The Silk Road routes were established during the Han Dynasty, which opened trade to the West in 130 BC, and they lasted until 1453 AD, when the Ottoman Empire boycotted trade with China and closed them. The Han extended the Great Wall of China to protect the movement of Chinese goods along the Silk Road.
The Maritime Silk Road was a network of shipping lines from the Red Sea to East Africa, India, China, and Southeast Asia. The network consisted of ship routes in two general directions: the East China Sea and the South China Sea.
The East China Sea routes connected the Chinese mainland to the northeast Asian regions of the Liaodong peninsula, the Korean peninsula, and the Japanese islands. The South China Sea route headed down, then up, through the Malacca Straits into the Bay of Bengal, opening up China to the coasts of the Indian Ocean, the Red Sea, the Persian Gulf and the African continent.

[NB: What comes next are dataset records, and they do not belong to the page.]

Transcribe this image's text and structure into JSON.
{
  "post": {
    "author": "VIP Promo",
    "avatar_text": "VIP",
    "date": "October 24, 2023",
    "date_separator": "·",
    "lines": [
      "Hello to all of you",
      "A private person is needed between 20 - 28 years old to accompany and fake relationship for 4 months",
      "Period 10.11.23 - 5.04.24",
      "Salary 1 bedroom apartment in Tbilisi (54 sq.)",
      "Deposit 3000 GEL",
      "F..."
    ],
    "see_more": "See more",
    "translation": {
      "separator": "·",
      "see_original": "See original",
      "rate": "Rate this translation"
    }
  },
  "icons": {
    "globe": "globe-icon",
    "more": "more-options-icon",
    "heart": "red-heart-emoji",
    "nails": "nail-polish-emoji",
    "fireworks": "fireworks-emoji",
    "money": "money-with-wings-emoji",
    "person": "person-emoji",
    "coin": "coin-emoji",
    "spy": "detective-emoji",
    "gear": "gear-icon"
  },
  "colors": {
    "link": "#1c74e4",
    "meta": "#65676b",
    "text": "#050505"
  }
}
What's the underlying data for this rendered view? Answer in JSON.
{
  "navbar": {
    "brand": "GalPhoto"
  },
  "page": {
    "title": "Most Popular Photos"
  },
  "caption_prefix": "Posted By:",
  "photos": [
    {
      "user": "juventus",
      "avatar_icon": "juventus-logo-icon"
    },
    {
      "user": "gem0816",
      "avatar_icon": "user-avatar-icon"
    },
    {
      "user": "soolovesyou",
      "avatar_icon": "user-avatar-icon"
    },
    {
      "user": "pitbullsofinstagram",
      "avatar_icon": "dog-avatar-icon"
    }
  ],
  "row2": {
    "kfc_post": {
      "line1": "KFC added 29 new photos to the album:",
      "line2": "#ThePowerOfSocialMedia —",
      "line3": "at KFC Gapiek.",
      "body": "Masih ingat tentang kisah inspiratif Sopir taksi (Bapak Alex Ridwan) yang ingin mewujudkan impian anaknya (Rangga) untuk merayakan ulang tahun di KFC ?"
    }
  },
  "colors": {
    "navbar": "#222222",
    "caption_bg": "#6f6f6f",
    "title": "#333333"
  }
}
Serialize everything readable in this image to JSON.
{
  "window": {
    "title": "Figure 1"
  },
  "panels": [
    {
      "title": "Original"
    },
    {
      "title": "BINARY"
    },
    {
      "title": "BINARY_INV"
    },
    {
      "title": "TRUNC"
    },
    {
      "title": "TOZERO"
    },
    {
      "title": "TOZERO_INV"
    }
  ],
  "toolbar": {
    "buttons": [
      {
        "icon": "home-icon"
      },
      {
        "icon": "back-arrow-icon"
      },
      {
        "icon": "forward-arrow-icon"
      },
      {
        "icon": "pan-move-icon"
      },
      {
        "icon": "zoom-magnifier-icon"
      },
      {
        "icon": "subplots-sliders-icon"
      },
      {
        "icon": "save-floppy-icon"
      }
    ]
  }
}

These shipping lanes are still in use.
Global trades routes are shifting Part 1 — Richard Mills
Central Asia and China are a natural fit. The area is rich in natural resources especially oil and gas that China needs to keep its economy running at full tilt. Remember that China is resource-hungry but resource-poor.
With China’s backing, oil and gas pipelines have been built from hydrocarbon-rich countries like Turkmenistan, Uzbekistan and Kazakhstan that all now flow east towards China. From these three countries, China now imports around 15% of its natural gas demand, greatly helping Beijing in overcoming its heavy reliance on more vulnerable liquefied natural gas imports coming by sea through the Malacca Strait, RealLifeLore points out.
With its massive and still-growing capital and industrial base, China has also overtaken Russia in terms of trade volumes with all of the Central Asian states since the collapse of the Soviet Union.
This is why Turkmenistan, Uzbekistan and Tajikistan never joined Russia’s Eurasian economic union, Moscow’s version of the European Union consisting of former Soviet states. Instead all three more heavily participate with China’s Belt and Road Initiative.
Geographic control over Central Asia has been an imperative foreign policy goal of Moscow’s for centuries because it contains yet another of the most major historical invasion routes into the flat Eurasian Steppe.
China’s objectives in Central Asia span far beyond simply acquiring the regions’s rich hydrocarbons. China also wanted to stabilize its turbulent Xinjiang province, a region racked by internal violence and instability fueled by ethnic and religious differences from the majority Han Chinese government. By the early 2010s the instability in Xinjiang had reached a boiling point and the Chinese Communist party decided to respond with harsh repression. In 2012 the Chinese People’s Armed Police established a permanent presence across the border in Tajikistan. Their objective was to stop the spread of Islamist militants and arms flowing into in Xinjiang from Afghanistan and Pakistan.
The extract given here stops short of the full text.